In normal times, when it hangs around in the periphery of politics, tax can seem a dullish grey thing. Revolts against it tend to come out of that periphery too: sensible people keep their heads down and pay up. Only the agitated right of the white middle class, angry at the poor getting its dough, can summon any passion for it.
But times are not normal and today we are faced with an extremely rare thing: protests in favour of paying tax, a veritable springtime of tax returners. These dutiful citizens packing the squares of Reykjavik and - heaven forbid - London really only want to know one thing: why they have to pay tax but lots of very rich people don't.
The rich, it's fair to say, are probably unaccustomed to and thus unprepared for such polite scrutiny. So they dithered marvellously - our Hamlet-lite PM most of all. To publish or not to publish, that was the question. Only late last week, as the evidence of the Panama Papers and opposition pressure mounted, did the usual defences start to emerge.
Primus inter pares here - the inegalitarian go-to - is the familiar argument from victimhood. Boris Johnson got himself in a bit of bother by saying rich folk are the fiscal equivalent of saints, working miracles on the public purse for a doubting or even prejudiced public. The private accident of wealth should by no means lead to public scorn, he argued. David Cameron, in one of quite a few soliloquies on his family income, declared himself "lucky enough to be wealthy." Be it curse or blessing, wealth is apparently just the luck of the draw. The rich can no more choose their family backgrounds than other "put upon minorities" can. Thus the Tories' defence of inheritance reaches dazzling new heights. No mention though of correcting that lottery.
The same Johnson of City Hall flatly refused to say off shore tax havens were immoral. "It depends what you do with them," he said, which is true of anything in a way. If you use a nuclear missile head as a Christmas tree I suppose you're not doing anything wrong. The question is whether such gargantuan power should ever accrue in the hands of a single family. And one can hardly blame people for asking what the long-term social consequences of this habit of accidental wealth accumulation might be.
The British are fond of claiming they acquire things in a fit of absent-mindedness, like the contents of the British Museum or India for example. It's as if the sum total of our historical mea culpa is a slow "Oops." That barely phatic utterance tends to act as cover against deeper interrogation, specifically the question of what to do now about it all.

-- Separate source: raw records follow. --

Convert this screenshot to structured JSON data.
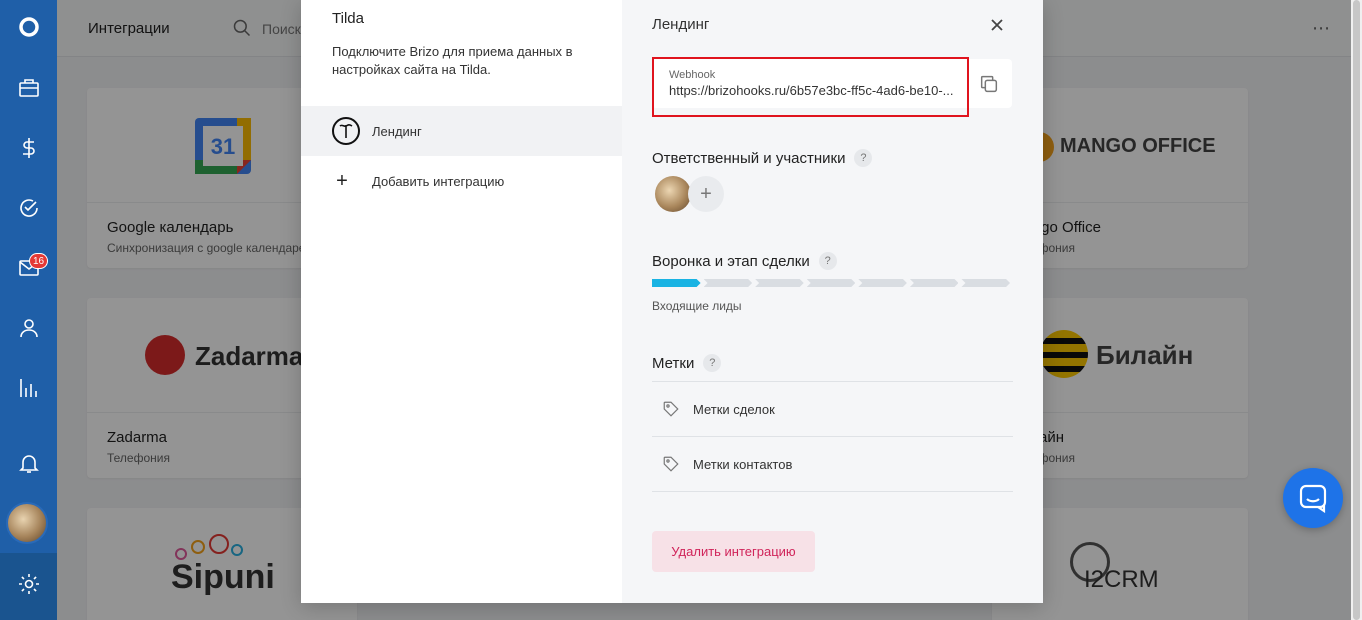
{
  "page": {
    "title": "Интеграции",
    "search_placeholder": "Поиск"
  },
  "sidebar": {
    "mail_badge": "16"
  },
  "cards": [
    {
      "title": "Google календарь",
      "subtitle": "Синхронизация с google календарем"
    },
    {
      "title": "Mango Office",
      "subtitle": "Телефония",
      "logo": "MANGO OFFICE"
    },
    {
      "title": "Zadarma",
      "subtitle": "Телефония",
      "logo": "Zadarma"
    },
    {
      "title": "Билайн",
      "subtitle": "Телефония",
      "logo": "Билайн"
    },
    {
      "logo": "Sipuni"
    },
    {
      "logo": "I2CRM"
    }
  ],
  "modal": {
    "left": {
      "title": "Tilda",
      "description": "Подключите Brizo для приема данных в настройках сайта на Tilda.",
      "items": [
        {
          "label": "Лендинг"
        },
        {
          "label": "Добавить интеграцию"
        }
      ]
    },
    "right": {
      "title": "Лендинг",
      "webhook_label": "Webhook",
      "webhook_url": "https://brizohooks.ru/6b57e3bc-ff5c-4ad6-be10-...",
      "responsible_heading": "Ответственный и участники",
      "funnel_heading": "Воронка и этап сделки",
      "funnel_stage": "Входящие лиды",
      "funnel_stages_total": 7,
      "funnel_stage_active": 1,
      "tags_heading": "Метки",
      "tag_deals": "Метки сделок",
      "tag_contacts": "Метки контактов",
      "delete_label": "Удалить интеграцию",
      "help_mark": "?"
    }
  },
  "colors": {
    "sidebar": "#1f5fa8",
    "accent": "#19b3e3",
    "danger": "#d0245a",
    "highlight": "#e0141e"
  }
}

But no, that's envy, the second wall of sandbags defending the wealthy from the rising tide of the tax-prone mob. "They hate even a hint of wealth," we were told of tax campaigners yesterday in the commons. I'd say the Panama Papers offer more than a mere hint, but hate doesn't quite capture the response. It's more exasperation at the fact that anyone could fail to see their wealth is not wholly deserved. And if it ends up in your hands by accident - a result of the hard graft of others or a social coup - it should in part be redistributed. This is not after all victimless: the more wealth concentrates at the top the worse things get at the bottom (contra the myth that the more mega-yachts bought by the rich, the more jobs for the poor at the port).
"We've done nothing wrong," goes the last line of defence. After all, the PM just got a few presents from his family. One could, by the time he had to publish some information about his taxes, sense the creaking urge of the media to get back to bashing Europe and foreigners. This was all getting a bit close to the bone. After all, tax planning is as natural as family planning. The question of how laws written by wealthy middle aged white men are used by those same wealthy middle aged white men for their own benefit hardly arises.
There's the rub: we tend to hold the rich to different and much more relaxed standards than we do the poor. By the time the PM released info of his Oedipal endowments to the public, several news outfits were starting to feel decidedly sorry for him. Yes of course, the long-awaited summary was full of sound and fury, signifying nothing. Still, it was nice he'd made the effort. Best let sleeping tax dodges lie.
Benefit fraud amounts to £1.3 billion a year at the taxpayer's expense (less actually than the £1.6 billion left unclaimed). HMRC estimates that tax avoidance costs it £30 billion a year. Other estimates are far higher. Yet it is the poor - because they are more visible, because the papers exploit them, and because they have fewer defences - who receive all the scorn. When the rich play the system it's a "natural" part of life. If the poor do the same it's the delinquent or degenerate result of "welfare dependency." Tax and spending are, in the final instance, class issues. But they are class issues in which those who command capital too often also hold all the cards. Ultimately it's easier and more gratifying to hate the poor since bullying them is more likely to get results. They have fewer lawyers after all.
It's not that people envy the rich. That accusation is, apart from being insulting, rather wearying. Lefties don't object to all forms of competition either. They just object to one of the competitors being shot in both feet while the other is allowed to jump the gun. People are naturally competitive and collaborative in equal measure. It's the context that's important. And in our case the race is rigged.